Pour la CFDT, la prise en compte de la pénibilité n’est aujourd’hui pas à la hauteur : il est grand temps de mieux reconnaître la pénibilité pour toutes celles et ceux qui la subissent.
- Pour ces raisons, et toujours soucieux de l’intérêt des agents avant tout, nous sommes conscients que la prise ne compte des quatre facteurs ne signifie pas réintégration des quatre facteurs. Mais désormais, il nous appartient de trouver les voies et moyens :
- De reconnaître la pénibilité liée au travail et/ou aux conditions d’exercice et d’alimenter ainsi le compte pénibilité qui sera ouvert dans le compte personnel d’activité.
- De fixer la manière dont les points accumulés ouvriront droit à des départs anticipés.
- D’avancer sur la définition et la mesure des facteurs, particulièrement les facteurs posturaux (station debout, port de charge,…). Même si la question est la même pour l’exposition aux risques chimiques.
- De permettre la prise en compte de poly-expositions.

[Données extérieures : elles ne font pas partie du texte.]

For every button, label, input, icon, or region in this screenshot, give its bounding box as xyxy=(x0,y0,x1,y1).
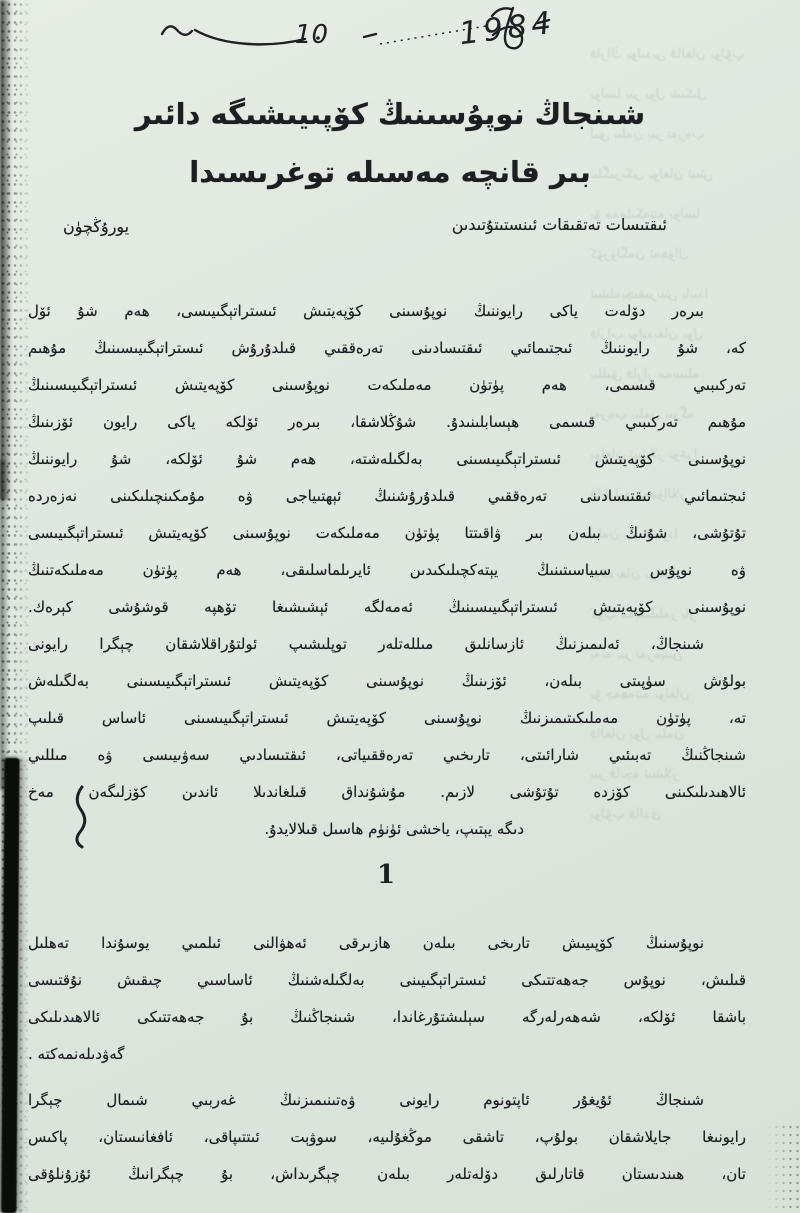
byline-author: يورۇڭچۈن xyxy=(63,217,129,236)
text-line: رايونىغا جايلاشقان بولۇپ، تاشقى موڭغۇلىي… xyxy=(28,1119,746,1156)
text-line: تەركىبىي قىسمى، ھەم پۈتۈن مەملىكەت نوپۇس… xyxy=(28,367,746,404)
text-line: نوپۇسنىڭ كۆپىيىش تارىخى بىلەن ھازىرقى ئە… xyxy=(28,925,746,962)
text-line: ۋە نوپۇس سىياسىتىنىڭ يېتەكچىلىكىدىن ئاير… xyxy=(28,552,746,589)
text-line: شىنجاڭنىڭ تەبىئىي شارائىتى، تارىخىي تەرە… xyxy=(28,737,746,774)
text-line: بولۇش سۈپىتى بىلەن، ئۆزىنىڭ نوپۇسىنى كۆپ… xyxy=(28,663,746,700)
text-line: باشقا ئۆلكە، شەھەرلەرگە سېلىشتۇرغاندا، ش… xyxy=(28,999,746,1036)
text-line: شىنجاڭ ئۇيغۇر ئاپتونوم رايونى ۋەتىنىمىزن… xyxy=(28,1082,746,1119)
handwritten-day: 10 xyxy=(295,20,328,50)
handwriting-dash xyxy=(364,34,376,37)
paragraph-2: نوپۇسنىڭ كۆپىيىش تارىخى بىلەن ھازىرقى ئە… xyxy=(28,925,746,1073)
paragraph-1: بىرەر دۆلەت ياكى رايوننىڭ نوپۇسىنى كۆپەي… xyxy=(28,293,746,848)
text-line: گەۋدىلەنمەكتە . xyxy=(28,1036,746,1073)
handwritten-date-note: 10 1984 xyxy=(140,0,650,60)
text-line: مۇھىم تەركىبىي قىسمى ھېسابلىنىدۇ. شۇڭلاش… xyxy=(28,404,746,441)
text-line: تە، پۈتۈن مەملىكىتىمىزنىڭ نوپۇسىنى كۆپەي… xyxy=(28,700,746,737)
handwriting-tail-stroke xyxy=(195,30,305,44)
byline: ئىقتىسات تەتقىقات ئىنستىتۇتىدىن يورۇڭچۈن xyxy=(0,215,800,249)
text-line: بىرەر دۆلەت ياكى رايوننىڭ نوپۇسىنى كۆپەي… xyxy=(28,293,746,330)
photocopy-binding-bar xyxy=(1,758,19,1213)
text-line: قىلىش، نوپۇس جەھەتتىكى ئىستراتېگىيىنى بە… xyxy=(28,962,746,999)
text-line: دىگە يېتىپ، ياخشى ئۈنۈم ھاسىل قىلالايدۇ. xyxy=(28,811,746,848)
text-line: تۇتۇشى، شۇنىڭ بىلەن بىر ۋاقىتتا پۈتۈن مە… xyxy=(28,515,746,552)
brace-stroke xyxy=(77,787,85,847)
section-number: 1 xyxy=(60,860,712,890)
byline-affiliation: ئىقتىسات تەتقىقات ئىنستىتۇتىدىن xyxy=(452,215,667,234)
handwritten-brace-mark xyxy=(70,785,92,849)
text-line: ئىجتىمائىي ئىقتىسادىنى تەرەققىي قىلدۇرۇش… xyxy=(28,478,746,515)
document-title-line1: شىنجاڭ نوپۇسىنىڭ كۆپىيىشىگە دائىر xyxy=(40,94,740,134)
text-line: نوپۇسىنى كۆپەيتىش ئىستراتېگىيىسىنىڭ ئەمە… xyxy=(28,589,746,626)
photocopy-corner-speckle xyxy=(766,1123,800,1213)
paragraph-3: شىنجاڭ ئۇيغۇر ئاپتونوم رايونى ۋەتىنىمىزن… xyxy=(28,1082,746,1193)
document-title-line2: بىر قانچە مەسىلە توغرىسىدا xyxy=(40,152,740,192)
handwriting-strokes: 10 1984 xyxy=(140,0,650,58)
scanned-page: قاراڭ بولىدىن قالغان بولۇپ بولسا بىر يول… xyxy=(0,0,800,1213)
text-line: شىنجاڭ، ئەلىمىزنىڭ ئازسانلىق مىللەتلەر ت… xyxy=(28,626,746,663)
text-line: ئالاھىدىلىكىنى كۆزدە تۇتۇشى لازىم. مۇشۇن… xyxy=(28,774,746,811)
text-line: تان، ھىندىستان قاتارلىق دۆلەتلەر بىلەن چ… xyxy=(28,1156,746,1193)
text-line: نوپۇسىنى كۆپەيتىش ئىستراتېگىيىسىنى بەلگى… xyxy=(28,441,746,478)
photocopy-left-shadow-top xyxy=(0,0,12,500)
text-line: كە، شۇ رايوننىڭ ئىجتىمائىي ئىقتىسادىنى ت… xyxy=(28,330,746,367)
handwriting-squiggle xyxy=(162,26,192,34)
photocopy-left-shadow-mid xyxy=(0,460,9,790)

- De permettre que les agents à temps partiel et non-complets (très majoritairement des femmes) ne soient pas exclus du compte pénibilité.
- D’être clair sur l’approche retenue : quel équilibre entre le collectif et l’individuel, la CFDT souhaitant très clairement sortir de la seule approche statutaire. Mais vos propos dans Les Échos prouvent clairement que cette demande est entendue. Quelles solutions pour la concrétiser ? Pour la CFDT, la solution retenue ne devra pas laisser de côté des agents au prétexte du type ou de la taille des établissements ou des collectivités qui les emploient. Toutes et tous devront être couverts.
Enfin, dernier sujet à traiter : celui de la transition entre la catégorie active et le compte pénibilité. Pour la CFDT, les droits acquis pour les agents nés après 1975 doivent être retranscrits d’une manière ou d’une autre dans le nouveau système. Il ne serait pas acceptable que l’ensemble des annuités effectuées dans un corps ouvrant droit à la « catégorie active » soient perdues.
Pour finir, nous sommes demandeurs de précisions sur la méthode de travail : il est impensable pour la CFDT que notre concertation d’aujourd’hui reste sans suite.